Toumani Camara tied Elvis for game-high with 16 and Malachi Smith chipped in with 14 as four Flyers reached double figures.

Only two Hornets reached double figures and both scored only 10 — Jordan O’Neill and Kevion Stewart. Alabama State’s leading scorer, Kenny Strawbridge, scored three.

Malachi Smith fouled from behind by a big, big man…and he made 8 of 8 free throws for the game.

The other entertaining moment came in the game’s final minute. Christian Wilson, a 6-foot-1 walk-on, stole the ball and drove for the basket. He tried to dunk it…and missed. He received an ovation for effort.

“We did a good job all-around of putting together a 40-minute game,” said Grant, who is not easily pleased. And even after a 39-point victory, Grant senses bigger and better things.

“These guys put a lot of work in and it’s important to them,” he said. “Nobody was happy the way we started the season.

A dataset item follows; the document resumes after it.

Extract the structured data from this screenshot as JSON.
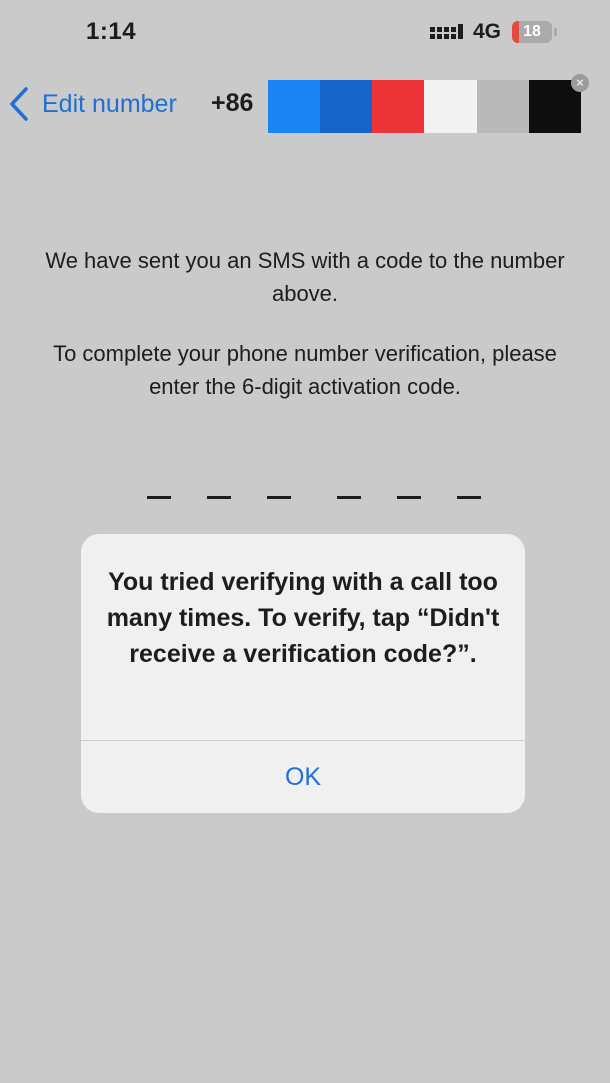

We’ve figured some things out and we’re still figuring some things out.

“We’re pleased with our progress,” he added. “But we haven’t come close to the ceiling. This team has a really high ceiling.”

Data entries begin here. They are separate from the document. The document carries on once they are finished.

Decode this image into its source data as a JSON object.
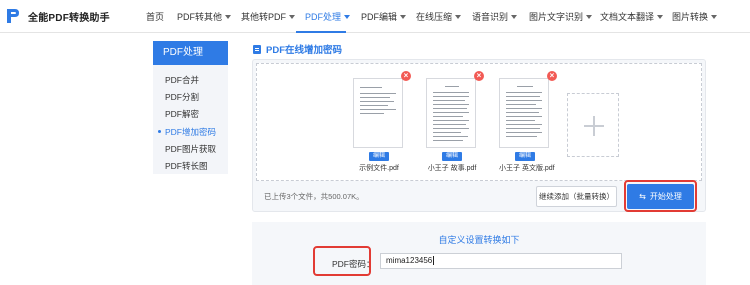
{
  "app": {
    "title": "全能PDF转换助手"
  },
  "nav": {
    "items": [
      {
        "label": "首页",
        "caret": false
      },
      {
        "label": "PDF转其他",
        "caret": true
      },
      {
        "label": "其他转PDF",
        "caret": true
      },
      {
        "label": "PDF处理",
        "caret": true,
        "active": true
      },
      {
        "label": "PDF编辑",
        "caret": true
      },
      {
        "label": "在线压缩",
        "caret": true
      },
      {
        "label": "语音识别",
        "caret": true
      },
      {
        "label": "图片文字识别",
        "caret": true
      },
      {
        "label": "文档文本翻译",
        "caret": true
      },
      {
        "label": "图片转换",
        "caret": true
      }
    ]
  },
  "sidebar": {
    "header": "PDF处理",
    "items": [
      {
        "label": "PDF合并"
      },
      {
        "label": "PDF分割"
      },
      {
        "label": "PDF解密"
      },
      {
        "label": "PDF增加密码",
        "active": true
      },
      {
        "label": "PDF图片获取"
      },
      {
        "label": "PDF转长图"
      }
    ]
  },
  "main": {
    "section_title": "PDF在线增加密码",
    "files": [
      {
        "name": "示例文件.pdf",
        "edit_label": "编辑"
      },
      {
        "name": "小王子 故事.pdf",
        "edit_label": "编辑"
      },
      {
        "name": "小王子 英文版.pdf",
        "edit_label": "编辑"
      }
    ],
    "upload_status": "已上传3个文件，共500.07K。",
    "continue_button": "继续添加（批量转换）",
    "start_button": "开始处理",
    "settings": {
      "title": "自定义设置转换如下",
      "password_label": "PDF密码：",
      "password_value": "mima123456"
    }
  },
  "colors": {
    "accent": "#2f7be5",
    "highlight": "#e23b34",
    "delete": "#f25a54"
  }
}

Oh, really? Alabama State thought the Flyer were playing in the UD Arena rafters while they were wallowing in the water-filled basement.

Of the crowd reaction in appreciation for the Flyers lugging home the ESPN Events Invitational trophy, Camara said, “We want our crowd to be proud of us. And we deserved it (the tournament title), we worked hard for it. Now we think we are on our way to something special.”